Behind them was always the army, demanding arrears of pay, work for the poor, and the suppression of the general lawlessness of the kingdom; there were many more conferences between the lawyers and the soldiers; towards the close of 1652 Cromwell gently, and Lambert and Harrison not at all gently, began to say that it was the Lord's will that the Parliament should go. Parliament, they declared, should call a convention and then abdicate.

The gentlemen at Westminster, seeing the military saints were in earnest, set themselves to prepare a scheme of government which should meet the approval of the army; the wise and valiant Sir Harry Vane, the younger, drew up a bill to provide for a provisional government, the nucleus of which was to be the members now sitting, they who had been ever in the forefront of the fight since that fight had begun.

This scheme to give perpetuity to a body which they wished to completely abolish only further exasperated the army; Cromwell and Harrison pushed forward their own bill.

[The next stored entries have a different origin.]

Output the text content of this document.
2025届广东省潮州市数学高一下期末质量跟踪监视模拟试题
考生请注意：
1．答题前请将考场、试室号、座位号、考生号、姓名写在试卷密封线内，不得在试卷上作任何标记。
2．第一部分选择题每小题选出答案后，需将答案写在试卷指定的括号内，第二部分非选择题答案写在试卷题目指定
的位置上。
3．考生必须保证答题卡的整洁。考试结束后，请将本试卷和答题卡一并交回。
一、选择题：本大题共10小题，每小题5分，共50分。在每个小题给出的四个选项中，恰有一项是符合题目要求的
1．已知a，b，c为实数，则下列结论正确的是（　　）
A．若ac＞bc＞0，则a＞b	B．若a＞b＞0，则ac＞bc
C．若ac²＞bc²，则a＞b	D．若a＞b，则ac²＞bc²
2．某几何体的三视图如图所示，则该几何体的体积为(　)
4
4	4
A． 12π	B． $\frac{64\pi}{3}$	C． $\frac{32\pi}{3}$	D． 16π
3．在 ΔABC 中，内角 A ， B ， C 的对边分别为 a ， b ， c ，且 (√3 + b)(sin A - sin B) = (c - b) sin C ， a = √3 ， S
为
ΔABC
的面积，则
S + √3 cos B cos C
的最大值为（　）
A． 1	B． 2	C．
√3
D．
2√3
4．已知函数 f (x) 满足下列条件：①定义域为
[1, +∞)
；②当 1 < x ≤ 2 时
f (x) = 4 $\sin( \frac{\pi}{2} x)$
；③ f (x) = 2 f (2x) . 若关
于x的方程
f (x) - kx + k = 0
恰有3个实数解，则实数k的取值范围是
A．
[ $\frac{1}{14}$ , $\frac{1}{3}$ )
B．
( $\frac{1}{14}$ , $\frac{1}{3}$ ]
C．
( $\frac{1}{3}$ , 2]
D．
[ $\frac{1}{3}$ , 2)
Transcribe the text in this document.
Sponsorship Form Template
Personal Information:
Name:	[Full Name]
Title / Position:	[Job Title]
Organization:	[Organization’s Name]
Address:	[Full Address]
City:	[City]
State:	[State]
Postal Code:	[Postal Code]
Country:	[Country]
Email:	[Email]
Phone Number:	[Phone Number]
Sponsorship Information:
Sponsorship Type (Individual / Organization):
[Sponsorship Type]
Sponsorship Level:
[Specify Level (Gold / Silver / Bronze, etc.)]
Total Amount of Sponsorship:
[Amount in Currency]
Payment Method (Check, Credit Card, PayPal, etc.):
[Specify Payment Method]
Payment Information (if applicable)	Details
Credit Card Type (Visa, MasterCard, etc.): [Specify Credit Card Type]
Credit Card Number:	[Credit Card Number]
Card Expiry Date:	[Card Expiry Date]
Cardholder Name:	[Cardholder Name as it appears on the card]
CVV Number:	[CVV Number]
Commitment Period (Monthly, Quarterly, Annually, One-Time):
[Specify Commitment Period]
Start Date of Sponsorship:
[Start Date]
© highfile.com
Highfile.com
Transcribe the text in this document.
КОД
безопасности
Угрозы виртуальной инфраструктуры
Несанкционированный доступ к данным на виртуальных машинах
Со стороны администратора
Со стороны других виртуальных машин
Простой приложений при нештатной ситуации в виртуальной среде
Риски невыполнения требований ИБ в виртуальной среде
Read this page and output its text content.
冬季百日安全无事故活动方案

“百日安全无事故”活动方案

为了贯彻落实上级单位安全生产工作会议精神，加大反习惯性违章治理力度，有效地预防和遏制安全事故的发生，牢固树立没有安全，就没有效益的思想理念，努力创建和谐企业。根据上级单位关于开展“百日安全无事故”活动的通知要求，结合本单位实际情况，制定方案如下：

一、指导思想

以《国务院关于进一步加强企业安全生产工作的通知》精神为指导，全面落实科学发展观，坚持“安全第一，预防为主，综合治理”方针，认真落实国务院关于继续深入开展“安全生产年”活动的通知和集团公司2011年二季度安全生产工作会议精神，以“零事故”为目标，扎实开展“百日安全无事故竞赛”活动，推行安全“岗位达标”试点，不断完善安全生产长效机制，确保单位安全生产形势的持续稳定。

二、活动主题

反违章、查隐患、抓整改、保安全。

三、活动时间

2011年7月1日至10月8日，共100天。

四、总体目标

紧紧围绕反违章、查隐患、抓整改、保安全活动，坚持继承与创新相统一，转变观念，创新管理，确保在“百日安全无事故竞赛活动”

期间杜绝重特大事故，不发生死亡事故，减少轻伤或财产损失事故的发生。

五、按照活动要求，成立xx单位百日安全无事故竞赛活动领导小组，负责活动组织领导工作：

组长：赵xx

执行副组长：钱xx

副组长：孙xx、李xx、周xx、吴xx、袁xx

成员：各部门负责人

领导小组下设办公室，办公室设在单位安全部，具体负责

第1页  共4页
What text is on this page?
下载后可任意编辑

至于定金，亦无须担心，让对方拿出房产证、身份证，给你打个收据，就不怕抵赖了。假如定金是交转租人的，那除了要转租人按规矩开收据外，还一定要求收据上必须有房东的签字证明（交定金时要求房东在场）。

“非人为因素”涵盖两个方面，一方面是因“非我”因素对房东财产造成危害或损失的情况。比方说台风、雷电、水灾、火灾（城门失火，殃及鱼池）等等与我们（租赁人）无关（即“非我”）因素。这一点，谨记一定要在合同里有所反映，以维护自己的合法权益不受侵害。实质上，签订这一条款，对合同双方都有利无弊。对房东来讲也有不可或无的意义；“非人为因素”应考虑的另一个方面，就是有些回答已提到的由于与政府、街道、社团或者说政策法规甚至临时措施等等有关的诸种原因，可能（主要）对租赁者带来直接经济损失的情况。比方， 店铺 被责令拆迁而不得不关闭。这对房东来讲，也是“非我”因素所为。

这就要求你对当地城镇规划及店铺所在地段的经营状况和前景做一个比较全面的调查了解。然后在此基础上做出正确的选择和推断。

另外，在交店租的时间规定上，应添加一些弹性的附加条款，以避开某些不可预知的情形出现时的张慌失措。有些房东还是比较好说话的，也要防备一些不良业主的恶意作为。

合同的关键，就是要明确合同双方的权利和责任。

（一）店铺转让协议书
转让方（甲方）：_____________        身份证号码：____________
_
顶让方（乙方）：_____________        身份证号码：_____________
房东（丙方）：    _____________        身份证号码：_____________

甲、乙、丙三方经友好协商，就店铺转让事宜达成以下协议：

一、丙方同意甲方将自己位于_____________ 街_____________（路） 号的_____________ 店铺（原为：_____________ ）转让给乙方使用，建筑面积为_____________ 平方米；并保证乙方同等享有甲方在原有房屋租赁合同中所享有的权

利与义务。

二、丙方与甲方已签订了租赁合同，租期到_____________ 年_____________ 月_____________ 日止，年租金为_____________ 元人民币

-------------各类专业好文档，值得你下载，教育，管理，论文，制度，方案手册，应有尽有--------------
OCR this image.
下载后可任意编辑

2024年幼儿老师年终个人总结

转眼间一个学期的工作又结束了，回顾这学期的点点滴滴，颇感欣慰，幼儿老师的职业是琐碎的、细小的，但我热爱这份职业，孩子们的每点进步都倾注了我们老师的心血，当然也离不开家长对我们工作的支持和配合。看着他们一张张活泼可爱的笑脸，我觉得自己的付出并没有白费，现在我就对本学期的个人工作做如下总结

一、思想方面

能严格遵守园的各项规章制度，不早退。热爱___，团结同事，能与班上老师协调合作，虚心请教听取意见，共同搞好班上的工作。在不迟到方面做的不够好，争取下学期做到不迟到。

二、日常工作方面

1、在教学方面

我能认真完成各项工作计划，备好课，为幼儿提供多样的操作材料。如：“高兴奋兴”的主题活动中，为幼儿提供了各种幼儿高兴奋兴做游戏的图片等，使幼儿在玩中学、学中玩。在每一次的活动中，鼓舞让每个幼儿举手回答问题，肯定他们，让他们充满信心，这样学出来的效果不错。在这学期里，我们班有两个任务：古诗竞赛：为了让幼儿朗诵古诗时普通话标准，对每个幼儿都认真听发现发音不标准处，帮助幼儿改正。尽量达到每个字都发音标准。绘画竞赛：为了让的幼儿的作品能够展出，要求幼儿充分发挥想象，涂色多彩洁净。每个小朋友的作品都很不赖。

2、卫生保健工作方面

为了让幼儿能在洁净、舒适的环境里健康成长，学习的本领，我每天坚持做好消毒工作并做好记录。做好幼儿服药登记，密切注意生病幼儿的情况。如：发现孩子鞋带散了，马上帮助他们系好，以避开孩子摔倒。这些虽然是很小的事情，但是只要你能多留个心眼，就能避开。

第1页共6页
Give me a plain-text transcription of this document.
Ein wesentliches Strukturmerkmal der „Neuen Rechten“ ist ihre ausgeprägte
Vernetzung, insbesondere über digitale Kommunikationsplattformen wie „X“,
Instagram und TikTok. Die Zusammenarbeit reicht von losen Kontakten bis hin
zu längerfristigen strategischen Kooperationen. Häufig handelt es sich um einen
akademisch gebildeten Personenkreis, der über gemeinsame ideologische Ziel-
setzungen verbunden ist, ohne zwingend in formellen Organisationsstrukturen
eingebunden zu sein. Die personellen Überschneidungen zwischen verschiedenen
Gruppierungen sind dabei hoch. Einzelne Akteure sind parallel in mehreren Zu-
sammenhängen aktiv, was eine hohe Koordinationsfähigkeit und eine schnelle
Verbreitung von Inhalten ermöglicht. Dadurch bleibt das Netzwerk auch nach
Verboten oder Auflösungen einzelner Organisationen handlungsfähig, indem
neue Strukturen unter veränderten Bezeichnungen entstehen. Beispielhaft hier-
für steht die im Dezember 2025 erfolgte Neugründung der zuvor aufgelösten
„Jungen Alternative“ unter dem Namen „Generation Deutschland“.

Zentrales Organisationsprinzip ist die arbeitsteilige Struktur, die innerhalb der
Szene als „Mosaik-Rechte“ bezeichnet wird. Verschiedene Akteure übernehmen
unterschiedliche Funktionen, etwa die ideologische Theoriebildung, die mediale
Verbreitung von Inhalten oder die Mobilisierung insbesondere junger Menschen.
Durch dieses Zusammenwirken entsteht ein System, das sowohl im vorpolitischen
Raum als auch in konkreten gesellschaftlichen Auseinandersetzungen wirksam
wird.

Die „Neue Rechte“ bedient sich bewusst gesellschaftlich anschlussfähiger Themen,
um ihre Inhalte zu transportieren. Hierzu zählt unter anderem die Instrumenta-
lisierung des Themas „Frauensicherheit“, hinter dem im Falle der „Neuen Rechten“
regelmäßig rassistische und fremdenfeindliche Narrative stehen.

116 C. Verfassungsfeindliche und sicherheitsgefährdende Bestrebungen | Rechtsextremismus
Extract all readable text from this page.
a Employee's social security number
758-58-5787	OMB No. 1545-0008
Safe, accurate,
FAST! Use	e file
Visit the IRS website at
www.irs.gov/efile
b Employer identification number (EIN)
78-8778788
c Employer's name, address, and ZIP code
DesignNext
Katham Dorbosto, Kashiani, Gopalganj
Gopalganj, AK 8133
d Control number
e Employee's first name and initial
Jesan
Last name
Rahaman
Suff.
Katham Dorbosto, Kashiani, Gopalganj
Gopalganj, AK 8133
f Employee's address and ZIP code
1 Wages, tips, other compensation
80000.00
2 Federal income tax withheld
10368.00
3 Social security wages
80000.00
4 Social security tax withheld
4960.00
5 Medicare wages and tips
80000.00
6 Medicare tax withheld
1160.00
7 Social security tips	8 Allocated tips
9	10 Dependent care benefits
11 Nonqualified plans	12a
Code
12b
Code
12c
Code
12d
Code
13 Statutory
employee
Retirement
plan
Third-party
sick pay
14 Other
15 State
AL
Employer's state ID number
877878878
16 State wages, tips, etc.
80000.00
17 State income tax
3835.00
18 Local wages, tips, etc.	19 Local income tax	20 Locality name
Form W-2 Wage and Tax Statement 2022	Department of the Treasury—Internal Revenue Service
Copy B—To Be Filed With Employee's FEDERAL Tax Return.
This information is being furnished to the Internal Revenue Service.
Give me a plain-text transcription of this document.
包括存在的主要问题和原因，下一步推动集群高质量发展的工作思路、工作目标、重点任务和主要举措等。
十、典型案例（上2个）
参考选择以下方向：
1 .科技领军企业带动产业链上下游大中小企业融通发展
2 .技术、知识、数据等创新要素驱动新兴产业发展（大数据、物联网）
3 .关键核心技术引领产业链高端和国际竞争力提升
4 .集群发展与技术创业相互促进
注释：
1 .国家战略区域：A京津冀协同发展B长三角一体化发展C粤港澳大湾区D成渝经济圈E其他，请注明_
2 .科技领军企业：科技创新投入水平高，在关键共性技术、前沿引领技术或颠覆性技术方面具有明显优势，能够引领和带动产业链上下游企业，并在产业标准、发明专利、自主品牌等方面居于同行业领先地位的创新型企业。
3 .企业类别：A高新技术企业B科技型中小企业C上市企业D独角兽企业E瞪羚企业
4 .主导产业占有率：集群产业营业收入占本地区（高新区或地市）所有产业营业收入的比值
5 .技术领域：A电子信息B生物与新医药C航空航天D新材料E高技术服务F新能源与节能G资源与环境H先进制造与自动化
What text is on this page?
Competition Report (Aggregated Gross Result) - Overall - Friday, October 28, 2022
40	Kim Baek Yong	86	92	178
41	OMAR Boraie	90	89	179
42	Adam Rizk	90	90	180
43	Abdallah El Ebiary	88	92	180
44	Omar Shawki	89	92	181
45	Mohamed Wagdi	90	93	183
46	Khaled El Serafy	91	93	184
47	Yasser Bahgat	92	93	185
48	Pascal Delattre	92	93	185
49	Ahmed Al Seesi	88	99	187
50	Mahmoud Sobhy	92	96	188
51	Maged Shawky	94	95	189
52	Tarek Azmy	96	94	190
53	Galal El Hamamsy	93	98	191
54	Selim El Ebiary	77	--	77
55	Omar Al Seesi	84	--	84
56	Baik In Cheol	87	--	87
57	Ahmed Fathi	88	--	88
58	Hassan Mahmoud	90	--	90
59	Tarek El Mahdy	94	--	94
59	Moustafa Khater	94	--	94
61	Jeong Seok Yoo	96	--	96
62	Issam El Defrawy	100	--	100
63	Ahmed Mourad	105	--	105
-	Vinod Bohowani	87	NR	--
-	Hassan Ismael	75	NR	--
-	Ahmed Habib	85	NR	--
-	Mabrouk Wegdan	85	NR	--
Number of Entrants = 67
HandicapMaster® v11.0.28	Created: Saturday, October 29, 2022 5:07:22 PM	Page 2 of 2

On the 19th of April, Vane and Cromwell and their several supporters held another conference in the suite of apartments in Whitehall Palace, now given to the Lord-General, at which both parties agreed to stay their hands until the discussion should be resumed and brought to some conclusion. The next day Cromwell was more cheerful than had been usual with him of late; he loved polemics and to measure his rhetoric with others; yesterday's long argument with Sir Harry Vane had enlivened him; he looked forward to a resumption of the conference and to a final triumph for the Cause; he had recently communed much with himself, brooded and considered in his soul, and he was convinced that God had further work for him; part of that work he believed to be to settle the nation—and not by way of the Parliament.